Fort Lauderdale personal injury attorneys Andrew Alitowski and William Moore have been following the Caylee Anthony case since the toddler’s disappearance last summer. In addition to the criminal aspects of case, there are interesting civil implications. A few weeks ago, Caylee’s remains were discovered in a plastic bag in a swampy area near her grandparents’ home, where Caylee and her mother 22-year-old Casey Anthony had lived. Casey Anthony has been charged with the first degree murder of Caylee, as well as giving false statements to police investigating the case, manslaughter, and aggravated child abuse. Casey Anthony did not report her young daughter’s disappearance to local Florida authorities; in fact, police only became aware of the disappearance after the child’s grandmother called law enforcement because her daughter would not tell her the whereabouts of Caylee.

Florida investigators determined that Casey Anthony’s story did not add up. Initially, she explained to investigators that she left the girl with a babysitter by the name of Zenaida Gonzalez. When local law enforcement officials tried to locate Gonzalez at the address Anthony provided, they found a long-vacant apartment. Prosecutors and police believe the tale of Zenaida Gonzalez was entirely a hoax perpetrated by Casey Anthony.

Meanwhile, Zenaida Gonzalez – the real one – has filed a personal injury lawsuit in a Florida court. Gonzalez alleges that she has been defamed by Anthony, which has had a substantial, negative effect on her life, including her ability to find employment. Anthony and Gonzalez were apparently unacquainted when Anthony gave Gonzalez’s name to law enforcement investigators as a lead in Caylee’s disappearance. Gonzalez alleges that her reputation has been tainted by the widely publicized allegation that Caylee was in her care at the time of the child’s death or disappearance.

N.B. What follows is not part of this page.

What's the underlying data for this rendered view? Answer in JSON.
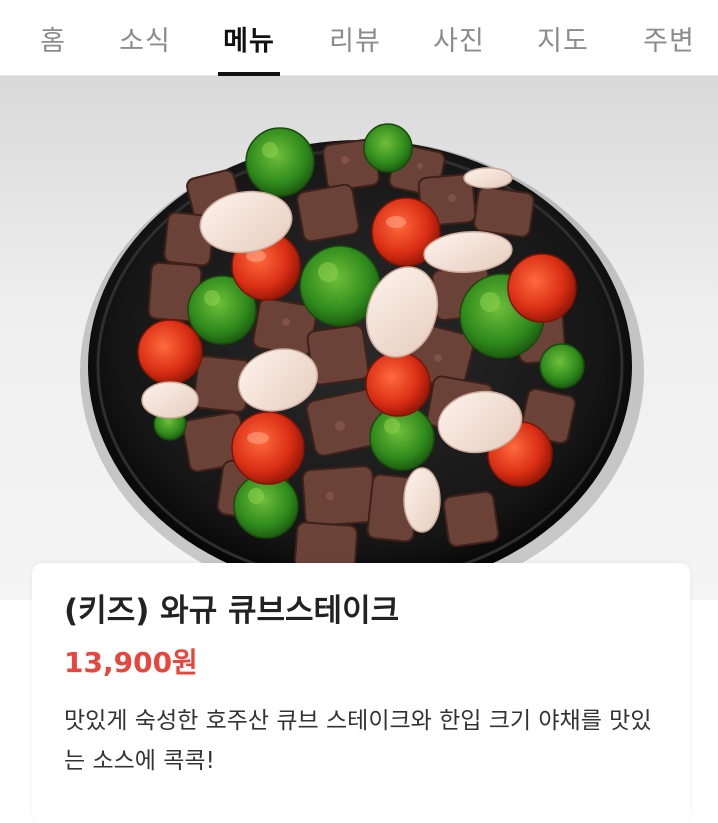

Anthony’s injury lawyers have indicated that the Zenaida Gonzalez was a different one. The personal injury attorneys representing Gonzalez wanted to take Anthony’s deposition immediately, although she is currently behind bars and awaiting a criminal trial in March. Anthony’s Florida lawyers contended that information from civil defamation proceedings could hurt Anthony’s criminal case and that the civil case should be postponed.

Either way, Judge Jose Rodriguez was not sympathetic to either side during Tuesday’s hearing. Judge Rodriguez admonished both parties, advising them that he would not stand for personal attacks in written motions submitted to the court, telling the personal injury attorneys to "[f]ocus on the law . . . not on personal factors.” At this point in time, a new hearing has not been rescheduled. Anthony has filed a counterclaim against Gonzalez in the same civil case.